I want to spend a few minutes and talk about the diaphragm and breathing. Did you know that breathing is the one process that is both under unconscious control, as well as volitional control? You can hold your breath, hyperventilate, slow your breath, increase the inhale or exhale. Almost any meditation, relaxation, yoga, exercise, weight lifting technique incorporates breathing techniques. It must be important, right? But, why?
As you breathe in, the diaphragm muscle contracts, dropping down, increasing the space in your chest cavity, moving air into your lungs by creating a negative pressure into the chest. If you didn’t have this negative pressure your lungs would collapse. As you exhale, the diaphragm relaxes, moves back into the chest cavity and air is expelled.
The vagus nerve is stimulated with breathing and influences all the organs of your body. It is the longest cranial nerve, coming from your brain and ending in the abdomen. The vagus nerve is the commander of the parasympathetic nervous system. This system calms you down, lowering your heart rate, blood pressure, aids digestion, and important for relaxing all the organs. This results in decreased stress and inflammation throughout your body. The vagus nerve can even help protect you from inflammatory diseases. It is in direct opposition of the sympathetic nervous system which is the “flight or fight” system. The sympathetic nervous system causes your heart to race, your palms to sweat, your mouth to go dry, stomach upset, inability to speak, shakiness – all the symptoms of anxiety and stress. It is related to levels of cortisone and adrenaline in your body.
The vagus nerve is most stimulated with exhalation. Breathing can wake up the vagus nerve, calm you down and help your body heal. So how do you make it stronger? With breathing exercises and learning to better use your diaphragm and move your ribs.
Many people think a good diaphragm breath is when your belly swells and chest lifts. The ribs should also move. Place your hands on each side of your body and take a breath in. You should feel your ribs flare out to the side and even expand in the back. They will flare out as you inhale and come in as you exhale. This can be felt by placing your hands on each side of the ribs. The lower ribs move like a bucket handle, moving in an arc or C shape.
Try to take a breath in through your mouth and let the ribs open, feel the space between where the inhale starts and where the exhale begins, and then blow the air out through your mouth and feel the ribs come back together. See how much you can make the ribs change position, increasing their excursion. Again, you will feel a space before the inhale. When you begin to feel the ribs better, try breathing in and then see how long you can exhale. Remember, the exhale is most stimulating to the vagus nerve.
In a study of patients with chronic low back pain they found an increased respiratory rate, decreased rib excursion and a shorter exhalation.1 They also found the people with pain had increased belly expansion and decreased filling of the diaphragm in the back and sides. Chronic neck pain has also been found to be associated with decreased pulmonary function.2One of the findings was less air expelled from the body. A slouched posture also leads to less rib mobility and decreased diaphragmatic breathing.
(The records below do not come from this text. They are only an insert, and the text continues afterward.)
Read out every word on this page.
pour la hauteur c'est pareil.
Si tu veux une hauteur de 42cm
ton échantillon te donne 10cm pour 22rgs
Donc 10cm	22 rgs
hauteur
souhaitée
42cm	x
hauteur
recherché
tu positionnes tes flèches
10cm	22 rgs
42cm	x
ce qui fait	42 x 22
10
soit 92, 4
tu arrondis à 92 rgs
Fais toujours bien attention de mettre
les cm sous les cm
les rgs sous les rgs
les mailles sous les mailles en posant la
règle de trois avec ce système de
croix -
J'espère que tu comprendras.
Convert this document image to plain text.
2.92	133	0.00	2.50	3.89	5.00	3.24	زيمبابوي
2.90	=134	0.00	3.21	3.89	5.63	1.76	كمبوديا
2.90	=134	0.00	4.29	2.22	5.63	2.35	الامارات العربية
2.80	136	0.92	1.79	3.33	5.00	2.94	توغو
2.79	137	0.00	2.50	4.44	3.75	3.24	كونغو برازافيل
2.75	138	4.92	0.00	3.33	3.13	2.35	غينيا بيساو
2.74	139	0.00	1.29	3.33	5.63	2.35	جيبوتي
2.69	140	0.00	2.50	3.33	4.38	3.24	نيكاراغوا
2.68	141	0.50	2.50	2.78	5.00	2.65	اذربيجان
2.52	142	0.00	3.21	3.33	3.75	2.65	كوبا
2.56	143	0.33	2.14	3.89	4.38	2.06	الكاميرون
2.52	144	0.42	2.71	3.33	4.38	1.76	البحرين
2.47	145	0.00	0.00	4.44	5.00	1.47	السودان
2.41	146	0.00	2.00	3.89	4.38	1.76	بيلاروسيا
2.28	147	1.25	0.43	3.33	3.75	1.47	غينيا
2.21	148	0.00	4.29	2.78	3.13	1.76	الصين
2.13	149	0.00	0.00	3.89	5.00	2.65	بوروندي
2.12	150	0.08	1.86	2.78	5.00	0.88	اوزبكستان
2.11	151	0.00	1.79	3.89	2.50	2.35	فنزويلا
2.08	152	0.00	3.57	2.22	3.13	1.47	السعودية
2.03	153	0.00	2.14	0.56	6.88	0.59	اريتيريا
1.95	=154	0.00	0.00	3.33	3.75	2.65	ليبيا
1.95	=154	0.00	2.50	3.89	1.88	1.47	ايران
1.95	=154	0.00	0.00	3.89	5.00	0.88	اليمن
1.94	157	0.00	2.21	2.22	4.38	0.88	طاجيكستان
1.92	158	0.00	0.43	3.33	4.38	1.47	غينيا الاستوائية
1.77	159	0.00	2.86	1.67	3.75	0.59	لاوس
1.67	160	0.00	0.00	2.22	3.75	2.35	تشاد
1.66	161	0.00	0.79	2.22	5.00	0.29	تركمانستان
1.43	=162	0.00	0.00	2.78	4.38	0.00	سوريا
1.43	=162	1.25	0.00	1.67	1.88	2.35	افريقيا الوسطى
It’s exciting to think that improving diaphragmatic breathing and rib mobility can help our bodies to heal and improve all its functions. You can begin to be transformed by working your diaphragm and moving your ribs. There are many apps to help you learn to meditate and focus on breath, such as HeadspaceTM and CalmTM. Next time, I will begin to look at posture and how it too can change.
- Vostatek P , Novak D, Rychnovsky T, Rychnovsky S. Diaphragm postural function analysis using magnetic resonance imaging. PLoS One. 2013; 8(3);doi:10.1371/ journal.pone.006724;PubMedCentral:PMCID:PMC3597716.
- Dimitriadis Z, Kapreli E, Strimpakos N, OldhamJ. Pulmonary function of patients with chronic neck pain: A spirometry study. Respiratory Care. 2014 April; 59(4):543-549.